After 7 years my mother re-married and moved to South Africa with me and my step-brother, Mitchell. We lived there for 9 years, before returning to Paisley. In 1980 my wife, Anne and I moved to Australia. We’ve now got two daughters and two granddaughters who live close by. In December/January 2001/2 we went home to Scotland for a holiday and drove down to Campbeltown to visit some of the Woodcock family. We actually went to Janey and Peter Hall who still live in Davaar Avenue (mentioned in your DVD) and my Dad’s cousins, Sheena and Lachie, took us into the Campbeltown Historical Museum. (Campbeltown Heritage Centre). They had a little information on the mine and when we got back to Australia, we copied the information Gran had given us and sent it to Sheena to be used in the Museum as she thought fit.
My cousin hadn’t mentioned his contact with you and so the DVD arrived quite unexpectedly. I got home from work and put it on.

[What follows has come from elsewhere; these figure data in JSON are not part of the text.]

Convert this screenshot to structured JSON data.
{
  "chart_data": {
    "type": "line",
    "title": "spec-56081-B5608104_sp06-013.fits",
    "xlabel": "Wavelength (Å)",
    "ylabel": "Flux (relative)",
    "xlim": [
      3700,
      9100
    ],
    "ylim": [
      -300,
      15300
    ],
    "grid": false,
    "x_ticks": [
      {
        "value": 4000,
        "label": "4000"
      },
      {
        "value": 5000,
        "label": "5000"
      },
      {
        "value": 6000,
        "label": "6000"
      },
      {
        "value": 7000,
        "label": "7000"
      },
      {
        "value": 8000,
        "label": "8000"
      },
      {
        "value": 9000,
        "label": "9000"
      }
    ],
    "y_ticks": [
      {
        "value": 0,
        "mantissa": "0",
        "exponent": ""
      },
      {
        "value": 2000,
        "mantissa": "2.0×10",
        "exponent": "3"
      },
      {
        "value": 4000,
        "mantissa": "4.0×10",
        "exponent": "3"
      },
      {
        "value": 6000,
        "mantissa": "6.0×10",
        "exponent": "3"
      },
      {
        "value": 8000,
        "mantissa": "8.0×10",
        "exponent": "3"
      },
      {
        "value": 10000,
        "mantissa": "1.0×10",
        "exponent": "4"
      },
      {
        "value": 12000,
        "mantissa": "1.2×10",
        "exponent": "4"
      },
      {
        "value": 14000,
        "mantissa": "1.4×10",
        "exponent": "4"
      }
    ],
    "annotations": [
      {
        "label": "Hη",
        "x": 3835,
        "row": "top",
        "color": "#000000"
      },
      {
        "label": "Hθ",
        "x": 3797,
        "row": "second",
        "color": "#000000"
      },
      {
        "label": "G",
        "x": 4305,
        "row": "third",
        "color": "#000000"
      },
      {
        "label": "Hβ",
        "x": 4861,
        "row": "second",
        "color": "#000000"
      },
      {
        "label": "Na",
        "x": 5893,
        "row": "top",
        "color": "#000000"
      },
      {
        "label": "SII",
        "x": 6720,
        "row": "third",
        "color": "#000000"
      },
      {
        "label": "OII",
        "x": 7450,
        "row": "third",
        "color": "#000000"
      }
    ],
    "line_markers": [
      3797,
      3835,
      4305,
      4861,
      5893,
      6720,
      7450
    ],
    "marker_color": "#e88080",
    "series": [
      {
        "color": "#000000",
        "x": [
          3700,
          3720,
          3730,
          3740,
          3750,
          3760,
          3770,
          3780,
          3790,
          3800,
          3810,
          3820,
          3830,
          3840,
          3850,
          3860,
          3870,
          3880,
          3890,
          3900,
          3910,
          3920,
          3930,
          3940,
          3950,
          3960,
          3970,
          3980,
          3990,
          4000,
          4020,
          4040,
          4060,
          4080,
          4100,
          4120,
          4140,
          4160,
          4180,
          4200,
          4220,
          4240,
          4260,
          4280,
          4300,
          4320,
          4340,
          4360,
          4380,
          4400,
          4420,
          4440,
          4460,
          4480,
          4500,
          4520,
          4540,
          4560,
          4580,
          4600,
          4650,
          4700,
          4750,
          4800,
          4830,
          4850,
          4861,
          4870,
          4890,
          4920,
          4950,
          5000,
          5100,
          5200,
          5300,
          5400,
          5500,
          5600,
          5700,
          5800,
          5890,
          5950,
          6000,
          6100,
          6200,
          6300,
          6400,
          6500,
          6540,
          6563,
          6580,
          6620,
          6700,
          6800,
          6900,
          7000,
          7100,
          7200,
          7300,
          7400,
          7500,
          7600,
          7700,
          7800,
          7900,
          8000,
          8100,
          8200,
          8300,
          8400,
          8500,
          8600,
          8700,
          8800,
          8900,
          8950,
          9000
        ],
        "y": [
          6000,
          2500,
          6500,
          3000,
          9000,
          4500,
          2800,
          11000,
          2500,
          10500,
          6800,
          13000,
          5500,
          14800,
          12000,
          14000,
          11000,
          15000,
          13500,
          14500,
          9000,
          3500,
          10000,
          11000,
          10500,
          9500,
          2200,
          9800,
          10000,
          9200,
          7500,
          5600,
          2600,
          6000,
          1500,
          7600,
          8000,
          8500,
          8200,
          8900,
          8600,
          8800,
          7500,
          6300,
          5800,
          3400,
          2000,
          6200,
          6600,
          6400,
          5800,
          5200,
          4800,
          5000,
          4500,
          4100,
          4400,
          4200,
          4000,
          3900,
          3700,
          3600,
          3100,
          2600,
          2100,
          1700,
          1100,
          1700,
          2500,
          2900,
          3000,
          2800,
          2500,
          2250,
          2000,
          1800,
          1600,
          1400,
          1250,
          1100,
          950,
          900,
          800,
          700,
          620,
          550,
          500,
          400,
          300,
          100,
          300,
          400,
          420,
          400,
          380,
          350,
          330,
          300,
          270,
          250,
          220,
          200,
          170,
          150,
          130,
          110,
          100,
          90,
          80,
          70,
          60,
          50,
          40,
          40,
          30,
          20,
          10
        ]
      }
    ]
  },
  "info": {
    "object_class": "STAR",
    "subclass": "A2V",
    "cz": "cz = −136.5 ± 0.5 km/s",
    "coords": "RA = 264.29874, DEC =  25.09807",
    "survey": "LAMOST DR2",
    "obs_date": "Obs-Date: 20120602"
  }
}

It brought back some memories from the Campbeltown I remember (late 1950’s/60’s) I was quite taken with the history, of which I knew a little, but the pictures and interviews really meant something. When Willie McKinley started talking about ‘young Jimmy Woodcock’, I really sat up and then saw the picture of my parents and my Dad’s grave which I’ve visited several times. I was quite taken aback and promised myself to try and get in touch with Willie until the end when I read he had since died. I really did appreciate hearing from someone who knew my Dad and was in the mine at the time of the accident, and wanted you to know how much that meant. For your information I received £700 and my mother received £2,000 in compensation from the Coal Board. They then asked my mother to recompense them for the back-pay of rent.
My Mum died at the beginning of 2009, however I know she would have been appy to think that something had actually been recorded. I’ve already shown the DVD to both my daughters and granddaughters and it’s given them some insight to their background. The DVD will become part of the Woodcock ancestry. Here in Australia, it’s quite the ‘in thing’ to research the family and I want to thank you sincerely for taking the time to research the Argyll Mine. I will turn 60 in April next year and had a major heart attack in 2001, so take each day at a time but am absolutely delighted to think that my ‘heritage’ has been so well documented. I’ve attached a couple of newspaper cuttings which might interest you.
Thank you very much – your work has meant a lot to me.
I was able to put Jim in contact with Davy Anderson in Campbeltown and the two corresponded and spoke on the phone. I know that this was something which meant a lot to Jim.
The whole process of making The Road to Drumleman was an emotional one – I was grieving for my father, Neil, who had once worked at Argyll Colliery. I was also moved by meeting all the people who contributed to the film. The documentary also stirred up a lot of memories and emotions for other families both in South Kintyre and in the wider diaspora. It’s important that we keep making connections like the one between Jim and Davy. This current project is an opportunity to mark mining as a significant part of the popular cultural identity of the area. We will remember and document the lives of the men and women who worked at the mine, even if it’s only by naming them, but hopefully we can build on the information gathered for the documentary and find more stories and images which will help us preserve Kintyre’s mining heritage and serve as a legacy for those to come.